UK mortgage approvals rise near two-year highs ahead of buy-to-let tax

Estate agent signs are displayed outside residential properties in London, Britain January 23, 2016. REUTERS/Neil Hall

LONDON (Reuters) - British banks approved the highest number of mortgages in almost two years in January as some investors sought to snap up properties before a tax on buy-to-let properties due in April, industry figures showed on Wednesday.

The British Bankers’ Association said its members approved 47,509 loans for house purchase in January on a seasonally adjusted basis - its highest since February 2014. That was up from a seven-month low of 43,660 in December and 27 percent higher than the same time last year.

Net credit card lending rose by 262 million pounds in January, compared with a 64 million pounds increase in December.

“The start of the year has seen a significant rise in mortgage borrowing. It seems that this has been driven, in part, by borrowers looking to get ahead of the increases in stamp duty for buy-to-let and second home buyers scheduled to come into effect in April,” BBA chief economist Richard Woolhouse said.

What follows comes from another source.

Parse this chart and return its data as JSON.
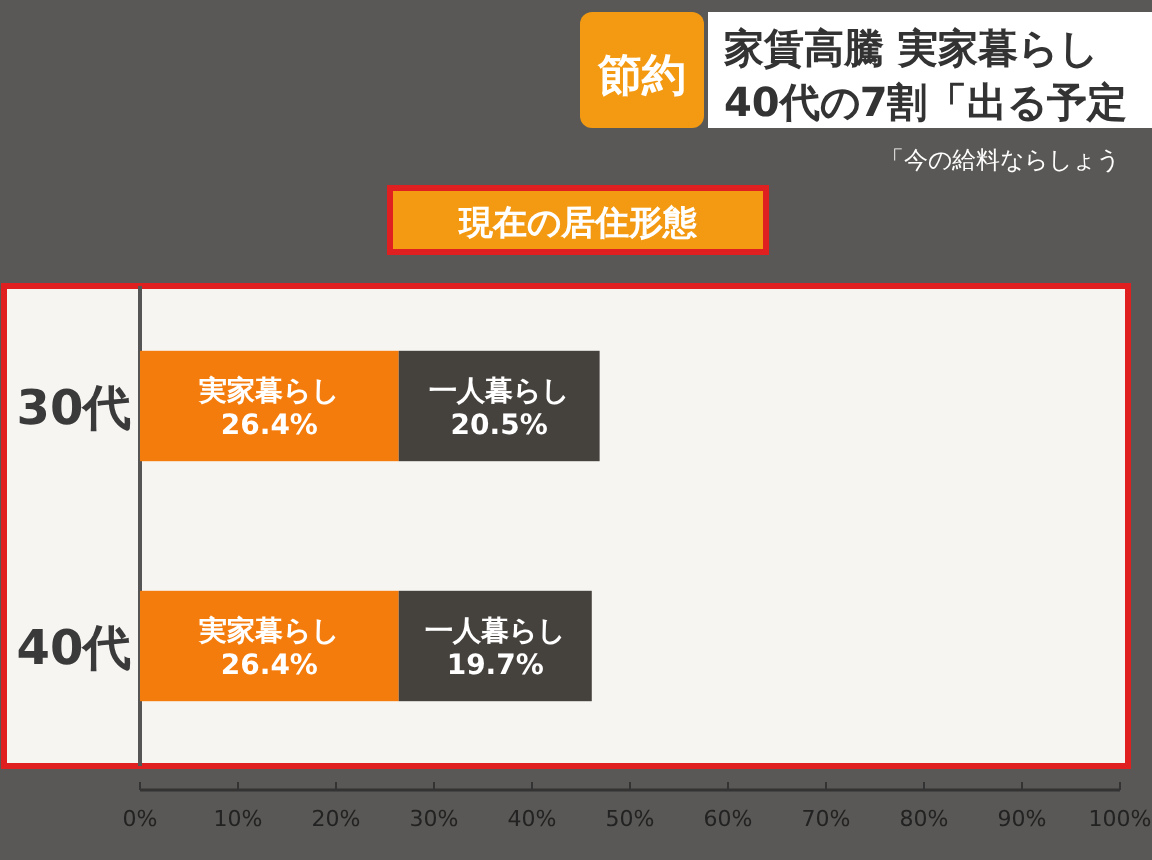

Britain’s finance minister George Osborne announced in a budget statement in November that buy-to-let investors will have to pay a 3 percentage-point higher rate of stamp duty than residential buyers from April, as the government tried to cool a market that was heating up.

The BBA data do not include lending by Britain’s mutually owned building societies, but the figures serve as a good leading indicator for more comprehensive Bank of England figures typically released around a week later.